This is the mail archive of the libc-alpha@sourceware.org mailing list for the glibc project.


Index Nav: [Date Index] [Subject Index] [Author Index] [Thread Index]
Message Nav: [Date Prev] [Date Next] [Thread Prev] [Thread Next]
Other format: [Raw text]

Re: [PATCH v4] [BZ #16141] strptime %z: fix rounding, extend range to +/-9959


On 08/11/2015 08:27 PM, James Perkins wrote:
> Fixes [BZ #16141] strptime %z offset restriction.
> 
> Topic: strptime supports a %z input field descriptor, which parses a
> time zone offset from UTC time into the broken-out time field tm_gmtoff.

Overall the patch looks great. The high-level idea is correct.

The architecture of the changes is almost right, I think though that we
need a more thorough test case that covers every value in +HHMM to -HHMM
(skipping the invalid ones) to make sure we never ever break this again
when someone tries to optimize the integer math.

After we fix the testing we can do a thorough polish of any final details.

> Problems:
> 
> 1) In the current implementation, the minutes portion calculation is
> correct only for minutes evenly divisible by 3. This is because the
> minutes value is converted to decimal time, but inadequate precision
> leads to rounding which calculates results that are too low for
> some values.

Agreed, the 50/30 value is not sufficiently accurate.

> For example, due to rounding, a +1159 offset string results in an
> incorrect tm_gmtoff of 43128 (== 11 * 3600 + 58.8 * 60) seconds,
> instead of 43140 (== 11 * 3600 + 59 * 60) seconds. In contrast,
> a +1157 offset (minutes divisible by 3) does not cause the bug,
> and results in a correct tm_gmtoff of 43020.

Agreed.

> 2) strptime's %z specifier will not parse time offsets less than
> -1200 or greater than +1200, or if only hour digits are present, less
> than -12 or greater than +12. It will return NULL for offsets outside
> that range. These limits do not meet historical and modern use cases:
> 
>   * Present day exceeds the +1200 limit:
>     - Pacific/Auckland (New Zealand) summer time is +1300.
>     - Pacific/Kiritimati (Christmas Island) is +1400.
>     - Pacific/Apia (Samoa) summer time is +1400.

Agreed.

>   * Historical offsets exceeded +1500/-1500.

Agreed.

>   * POSIX supports -2459 to +2559.

Agreed, but note that POSIX has no %z support in strptime, and this
is a glibc extension to support %z in strptime (like it does in strftime).

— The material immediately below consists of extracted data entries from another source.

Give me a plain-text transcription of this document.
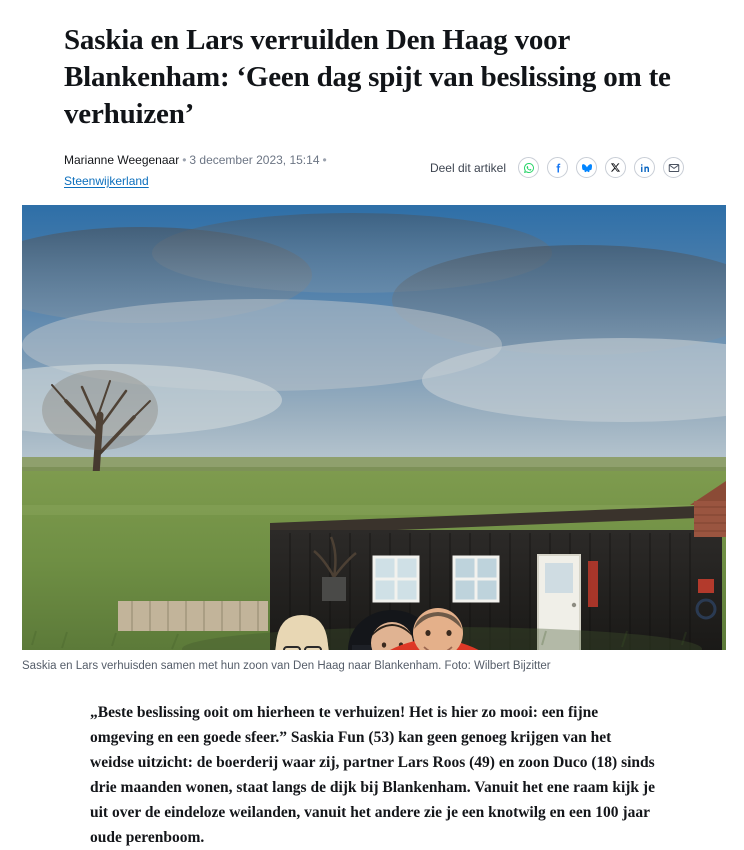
Saskia en Lars verruilden Den Haag voor Blankenham: ‘Geen dag spijt van beslissing om te verhuizen’
Marianne Weegenaar • 3 december 2023, 15:14 •
Steenwijkerland
Deel dit artikel
Saskia en Lars verhuisden samen met hun zoon van Den Haag naar Blankenham. Foto: Wilbert Bijzitter

„Beste beslissing ooit om hierheen te verhuizen! Het is hier zo mooi: een fijne omgeving en een goede sfeer.” Saskia Fun (53) kan geen genoeg krijgen van het weidse uitzicht: de boerderij waar zij, partner Lars Roos (49) en zoon Duco (18) sinds drie maanden wonen, staat langs de dijk bij Blankenham. Vanuit het ene raam kijk je uit over de eindeloze weilanden, vanuit het andere zie je een knotwilg en een 100 jaar oude perenboom.
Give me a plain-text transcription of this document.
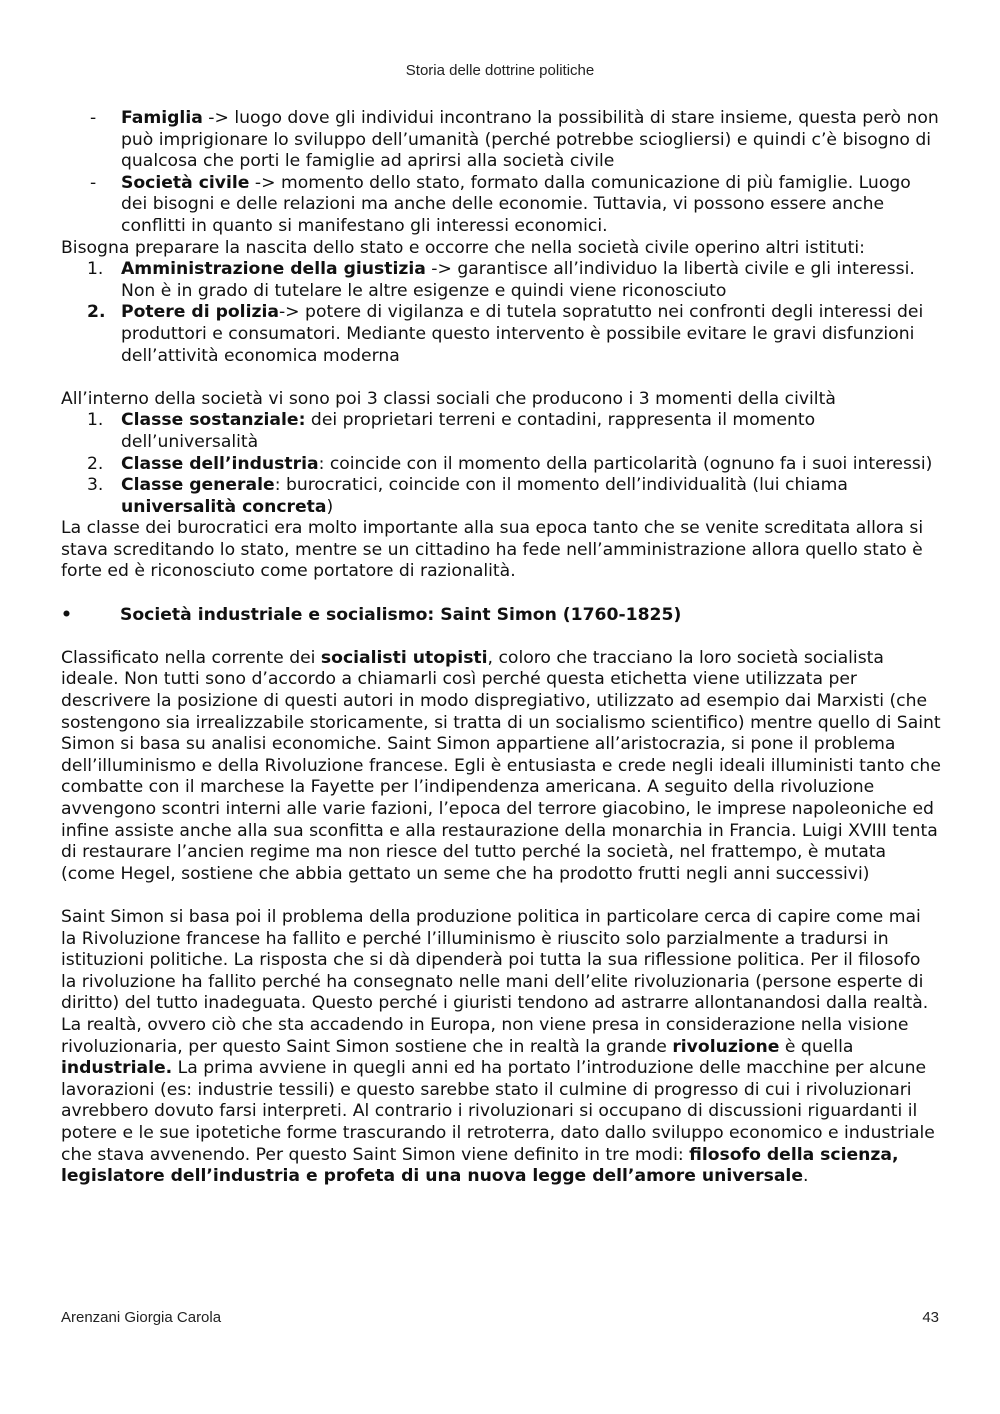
Storia delle dottrine politiche
- Famiglia -> luogo dove gli individui incontrano la possibilità di stare insieme, questa però non può imprigionare lo sviluppo dell’umanità (perché potrebbe sciogliersi) e quindi c’è bisogno di qualcosa che porti le famiglie ad aprirsi alla società civile
- Società civile -> momento dello stato, formato dalla comunicazione di più famiglie. Luogo dei bisogni e delle relazioni ma anche delle economie. Tuttavia, vi possono essere anche conflitti in quanto si manifestano gli interessi economici.

Bisogna preparare la nascita dello stato e occorre che nella società civile operino altri istituti:

1. Amministrazione della giustizia -> garantisce all’individuo la libertà civile e gli interessi. Non è in grado di tutelare le altre esigenze e quindi viene riconosciuto
2. Potere di polizia-> potere di vigilanza e di tutela sopratutto nei confronti degli interessi dei produttori e consumatori. Mediante questo intervento è possibile evitare le gravi disfunzioni dell’attività economica moderna

All’interno della società vi sono poi 3 classi sociali che producono i 3 momenti della civiltà

1. Classe sostanziale: dei proprietari terreni e contadini, rappresenta il momento dell’universalità
2. Classe dell’industria: coincide con il momento della particolarità (ognuno fa i suoi interessi)
3. Classe generale: burocratici, coincide con il momento dell’individualità (lui chiama universalità concreta)

La classe dei burocratici era molto importante alla sua epoca tanto che se venite screditata allora si stava screditando lo stato, mentre se un cittadino ha fede nell’amministrazione allora quello stato è forte ed è riconosciuto come portatore di razionalità.

•	Società industriale e socialismo: Saint Simon (1760-1825)

Classificato nella corrente dei socialisti utopisti, coloro che tracciano la loro società socialista ideale. Non tutti sono d’accordo a chiamarli così perché questa etichetta viene utilizzata per descrivere la posizione di questi autori in modo dispregiativo, utilizzato ad esempio dai Marxisti (che sostengono sia irrealizzabile storicamente, si tratta di un socialismo scientifico) mentre quello di Saint Simon si basa su analisi economiche. Saint Simon appartiene all’aristocrazia, si pone il problema dell’illuminismo e della Rivoluzione francese. Egli è entusiasta e crede negli ideali illuministi tanto che combatte con il marchese la Fayette per l’indipendenza americana. A seguito della rivoluzione avvengono scontri interni alle varie fazioni, l’epoca del terrore giacobino, le imprese napoleoniche ed infine assiste anche alla sua sconfitta e alla restaurazione della monarchia in Francia. Luigi XVIII tenta di restaurare l’ancien regime ma non riesce del tutto perché la società, nel frattempo, è mutata (come Hegel, sostiene che abbia gettato un seme che ha prodotto frutti negli anni successivi)

Saint Simon si basa poi il problema della produzione politica in particolare cerca di capire come mai la Rivoluzione francese ha fallito e perché l’illuminismo è riuscito solo parzialmente a tradursi in istituzioni politiche. La risposta che si dà dipenderà poi tutta la sua riflessione politica. Per il filosofo la rivoluzione ha fallito perché ha consegnato nelle mani dell’elite rivoluzionaria (persone esperte di diritto) del tutto inadeguata. Questo perché i giuristi tendono ad astrarre allontanandosi dalla realtà. La realtà, ovvero ciò che sta accadendo in Europa, non viene presa in considerazione nella visione rivoluzionaria, per questo Saint Simon sostiene che in realtà la grande rivoluzione è quella industriale. La prima avviene in quegli anni ed ha portato l’introduzione delle macchine per alcune lavorazioni (es: industrie tessili) e questo sarebbe stato il culmine di progresso di cui i rivoluzionari avrebbero dovuto farsi interpreti. Al contrario i rivoluzionari si occupano di discussioni riguardanti il potere e le sue ipotetiche forme trascurando il retroterra, dato dallo sviluppo economico e industriale che stava avvenendo. Per questo Saint Simon viene definito in tre modi: filosofo della scienza, legislatore dell’industria e profeta di una nuova legge dell’amore universale.

Arenzani Giorgia Carola	43
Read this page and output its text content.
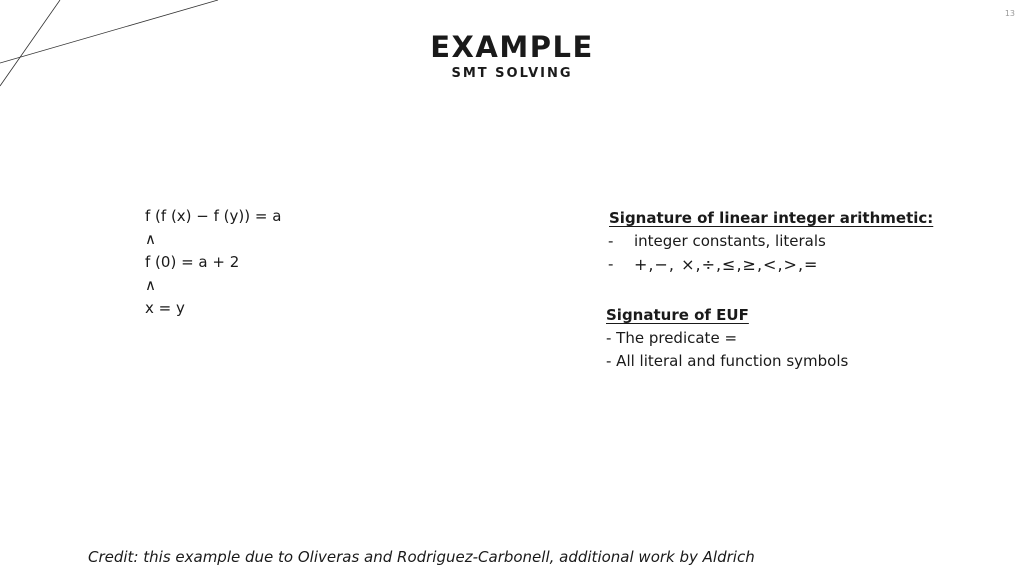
13
EXAMPLE
SMT SOLVING
f (f (x) − f (y)) = a
∧
f (0) = a + 2
∧
x = y
Signature of linear integer arithmetic:
- integer constants, literals
- +,−, ×,÷,≤,≥,<,>,=
Signature of EUF
- The predicate =
- All literal and function symbols
Credit: this example due to Oliveras and Rodriguez-Carbonell, additional work by Aldrich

>   * Offsets up to +/-9959 may occasionally be useful.

Agreed.

>   * Paul Eggert's notes provide additional detail:
>     - https://sourceware.org/ml/libc-alpha/2014-12/msg00068.html
>     - https://sourceware.org/ml/libc-alpha/2014-12/msg00072.html

OK.

> 
> 3) tst-strptime2, part of the 'make check' test suite, does not test
> for the above problems.

As mentioned above, this needs to be more thorough.

> Corrective actions:
> 
> 1) In time/strptime_l.c, calculate the offset from the hour and
> minute portions directly, without the rounding errors introduced by
> decimal time.

OK.

> 2) Remove the +/-1200 range limit, permitting strptime to parse offsets
> from -9959 through +9959.

OK.

> 3) Add zone offset values to time/tst-strptime2.c.
> 
>   * Test minutes evenly divisible by three (+1157) and not evenly
>     divisible by three (+1158 and +1159).
>   * Test offsets near the old and new range limits (-1201, -1330, -2459,
>     -2500, -99, -9959, +1201, +1330, +1400, +1401, +2559, +2600, +99,
>     and +9959)

Not enough IMO. We might break this again in the future. I'd like to see
a thorough iteration of the values.

> The revised strptime passes all old and new tst-strptime2 tests.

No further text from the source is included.